In understanding sight, individuals are able to see images when light falls on photoreceptors in the surface of the retina. The retinal circuitry takes in the signals from the photoreceptors and changes them into a code of neural impulses. Ganglion cells pass the impulses to the brain. The brain can read the code of neural impulses and produce meaningful images.

“People have been trying to find the code that does this for simple stimuli, but we knew it had to be generalizable, so that it could work for anything – faces, landscapes, anything that a person sees," remarked Nirenberg in the statement.

According to Bloomberg, the researchers monitored healthy eyes to identity the equations that could convert light received by the retina to messages to the brain. Nirenberg realized that mathematical equations on a “chip” could be combined with a mini-projector. The chip, known as the “converter,” could change images that come into the eye into electrical impulses. This could change the electrical impulses into light impulses, allowing the light-sensitive proteins to pass the code to the brain. The researchers tested the system on a mouse with two prosthetic system, one that had the code and one that did not have the code.

"Incorporating the code had a dramatic impact," mentioned Nirenberg in the statement. "It jumped the system's performance up to near-normal levels – that is, there was enough information in the system's output to reconstruct images of faces, animals – basically anything we attempted."

They concluded that the patterns created by the blind retinas in mice were similar to the patterns produced by normal mouse retinas.

"The reason this system works is two-fold,"  reported Nirenberg in the statement. "The encoder – the set of equations – is able to mimic retinal transformations for a broad range of stimuli, including natural scenes, and thus produce normal patterns of electrical pulses, and the stimulator (the light sensitive protein) is able to send those pulses on up to the brain."

Moving forward, the investigators are looking to the test the retinal prosthetic in human clinical trials.

"This has all been thrilling," concluded Nirenberg in the statement. "I can't wait to get started on bringing this approach to patients."

The findings could affect 25 million people around the world who suffer from blindness related to disease of the retina.
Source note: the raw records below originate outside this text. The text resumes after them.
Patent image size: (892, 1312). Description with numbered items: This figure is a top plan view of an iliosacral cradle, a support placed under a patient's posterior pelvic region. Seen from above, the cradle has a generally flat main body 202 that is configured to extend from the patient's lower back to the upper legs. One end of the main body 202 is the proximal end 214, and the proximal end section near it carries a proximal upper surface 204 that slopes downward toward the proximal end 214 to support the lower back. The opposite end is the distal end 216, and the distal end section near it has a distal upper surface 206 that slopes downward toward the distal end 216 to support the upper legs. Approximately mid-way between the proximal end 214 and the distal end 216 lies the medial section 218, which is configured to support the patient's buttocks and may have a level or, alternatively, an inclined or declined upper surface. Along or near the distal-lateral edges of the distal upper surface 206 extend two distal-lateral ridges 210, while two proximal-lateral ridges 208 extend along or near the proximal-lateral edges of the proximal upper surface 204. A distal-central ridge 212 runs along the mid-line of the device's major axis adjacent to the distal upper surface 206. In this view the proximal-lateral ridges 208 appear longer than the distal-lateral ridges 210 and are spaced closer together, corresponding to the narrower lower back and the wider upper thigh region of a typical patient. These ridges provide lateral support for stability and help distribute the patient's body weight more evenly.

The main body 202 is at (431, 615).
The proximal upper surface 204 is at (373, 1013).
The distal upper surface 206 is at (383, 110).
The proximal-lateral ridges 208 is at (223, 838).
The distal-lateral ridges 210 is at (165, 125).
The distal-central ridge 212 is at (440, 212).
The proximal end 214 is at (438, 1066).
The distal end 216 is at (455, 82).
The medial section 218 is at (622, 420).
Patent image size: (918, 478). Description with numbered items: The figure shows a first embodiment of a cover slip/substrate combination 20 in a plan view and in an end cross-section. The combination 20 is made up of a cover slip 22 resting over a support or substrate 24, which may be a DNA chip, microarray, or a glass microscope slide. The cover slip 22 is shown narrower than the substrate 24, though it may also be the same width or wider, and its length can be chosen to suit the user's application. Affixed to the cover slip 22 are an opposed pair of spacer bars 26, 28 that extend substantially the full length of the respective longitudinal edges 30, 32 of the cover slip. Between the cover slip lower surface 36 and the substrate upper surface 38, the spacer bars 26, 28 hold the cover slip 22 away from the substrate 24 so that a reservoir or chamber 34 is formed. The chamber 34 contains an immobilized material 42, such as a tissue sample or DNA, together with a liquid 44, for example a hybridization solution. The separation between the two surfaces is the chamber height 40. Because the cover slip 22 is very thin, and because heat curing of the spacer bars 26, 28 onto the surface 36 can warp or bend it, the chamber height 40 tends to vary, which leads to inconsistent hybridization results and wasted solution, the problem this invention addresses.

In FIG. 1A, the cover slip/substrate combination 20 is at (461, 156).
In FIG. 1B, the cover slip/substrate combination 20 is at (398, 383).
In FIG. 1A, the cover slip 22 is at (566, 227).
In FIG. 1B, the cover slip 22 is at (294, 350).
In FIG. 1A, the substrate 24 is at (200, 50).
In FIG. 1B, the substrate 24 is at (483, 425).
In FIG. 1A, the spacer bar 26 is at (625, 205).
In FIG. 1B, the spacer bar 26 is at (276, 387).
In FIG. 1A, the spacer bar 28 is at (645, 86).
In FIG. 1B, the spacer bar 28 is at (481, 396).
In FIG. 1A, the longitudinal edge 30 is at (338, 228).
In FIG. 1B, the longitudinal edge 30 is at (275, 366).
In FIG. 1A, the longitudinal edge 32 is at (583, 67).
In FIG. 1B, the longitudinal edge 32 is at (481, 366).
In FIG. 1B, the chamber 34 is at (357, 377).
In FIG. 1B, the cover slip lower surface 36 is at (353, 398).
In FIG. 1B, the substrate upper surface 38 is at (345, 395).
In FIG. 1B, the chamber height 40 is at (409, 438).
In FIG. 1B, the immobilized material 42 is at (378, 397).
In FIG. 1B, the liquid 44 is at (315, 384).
Diseases of the retina eliminate the photoreceptors and damage the associated circuitry. Drug therapies have only been able to assist a small part of the affected population. As such, prosthetic devices are seen as a viable option for the future.

“It´s a major step, it´s elegant, and it works,” Jonathan Victor, a professor in the department of neurology and neuroscience at Weill unaffiliated with the study, told Bloomberg.